When proposing GitHub code changes, AI regularly confuses backend and frontend boundaries. It hardcodes configuration values instead of connecting to real config services. It doesn't understand the relationship between the data layer, the backend Encore TS service, and the frontend — and merges concepts that should be separate. Every proposal needs engineering review and correction.

MCP reliability

MCP servers time out. Authentication breaks. Access permissions are wrong. The Bloomreach integration required iterating through multiple auth failures (wrong API group, wrong consent category) before it worked. This isn't plug-and-play — it's plug-and-debug.

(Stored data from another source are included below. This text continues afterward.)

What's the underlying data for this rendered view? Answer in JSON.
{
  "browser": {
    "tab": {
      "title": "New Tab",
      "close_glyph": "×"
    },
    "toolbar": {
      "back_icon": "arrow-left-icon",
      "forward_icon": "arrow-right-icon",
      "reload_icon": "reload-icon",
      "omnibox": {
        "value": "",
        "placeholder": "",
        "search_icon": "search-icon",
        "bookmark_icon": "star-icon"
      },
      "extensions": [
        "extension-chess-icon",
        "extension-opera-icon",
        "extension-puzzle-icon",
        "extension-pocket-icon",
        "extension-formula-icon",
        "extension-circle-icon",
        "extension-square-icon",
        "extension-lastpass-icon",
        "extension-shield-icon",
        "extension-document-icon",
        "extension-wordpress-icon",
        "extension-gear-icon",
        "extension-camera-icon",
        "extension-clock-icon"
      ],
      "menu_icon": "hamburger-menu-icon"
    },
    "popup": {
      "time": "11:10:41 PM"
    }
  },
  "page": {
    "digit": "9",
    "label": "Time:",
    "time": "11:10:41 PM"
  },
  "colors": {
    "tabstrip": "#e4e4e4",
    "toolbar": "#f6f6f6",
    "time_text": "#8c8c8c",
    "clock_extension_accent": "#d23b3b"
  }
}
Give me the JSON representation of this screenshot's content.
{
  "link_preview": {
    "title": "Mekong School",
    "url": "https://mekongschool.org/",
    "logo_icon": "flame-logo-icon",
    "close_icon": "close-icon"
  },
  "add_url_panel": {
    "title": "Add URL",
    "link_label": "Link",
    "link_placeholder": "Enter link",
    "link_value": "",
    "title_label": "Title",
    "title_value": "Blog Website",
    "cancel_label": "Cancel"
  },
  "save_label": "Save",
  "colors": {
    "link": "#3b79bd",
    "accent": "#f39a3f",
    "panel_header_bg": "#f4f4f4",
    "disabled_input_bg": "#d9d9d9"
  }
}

Domain knowledge is still the bottleneck

AI can query any table and search any codebase — but it can't understand why the sales team in Germany handles merchant outreach differently than the US. It can't read the room in a stakeholder meeting. It can't make the judgment call about which alerts to prioritize. The 80% it covers is the mechanical work. The 20% that matters most is still human.

Results

$2-3M
Incremental profit from early replenishments
40+
Processes catalogued
13
Countries researched
  • $2-3M verified annualised incremental profit captured from early replenishments when deals sell out
  • SMS alerts live in USA, internal Salesforce tasks operational, currently merging legacy SFMC emails into unified Bloomreach system
  • → Bloomreach email: zero to working POC in one session (migrating to production)
  • 3 data pipelines (Encore → Keboola → BigQuery) built and operational
  • → Duplicate workstreams across teams identified and consolidated

Tool stack

CoreClaude CodePrimary AI interface — analysis, code proposals, API testing, orchestration
CoreConcurrent AgentsMultiple Claude Code agents running in parallel on different problems
MCPBigQuery MCPDirect SQL queries against Groupon's data warehouse (228M+ row tables)
MCPKeboola MCPData pipeline creation, SQL transformations, flow orchestration
MCPAsana MCPCross-project task search, stakeholder alignment, decision logging
MCPJira MCP (Atlassian)Engineering ticket tracking, sprint coordination
MCPGmail MCPEmail monitoring, stakeholder communication
MCPGoogle Calendar MCPMeeting coordination, availability management
CLIGitHub (gh CLI)Codebase search, PR review, architecture exploration — not an MCP, direct CLI
APIBloomreach APICampaign config, customer management, event tracking — direct API calls via terminal

This doesn't eliminate the need for specialists. Engineers review and correct every code proposal. BI manages the production infrastructure. Frontend builds the UI. The AI covers ~80% of the mechanical work across 6 traditional roles — but the 20% that requires judgment, context, and stakeholder trust is entirely human.

What changes is the gap between strategy and execution. The person who understands the business problem can directly prototype the solution, test it, and hand off a specific build task — rather than an ambiguous requirement. The handoff tax disappears. The domain expert becomes the operator.

October 2025 — March 2026. Groupon, Chicago.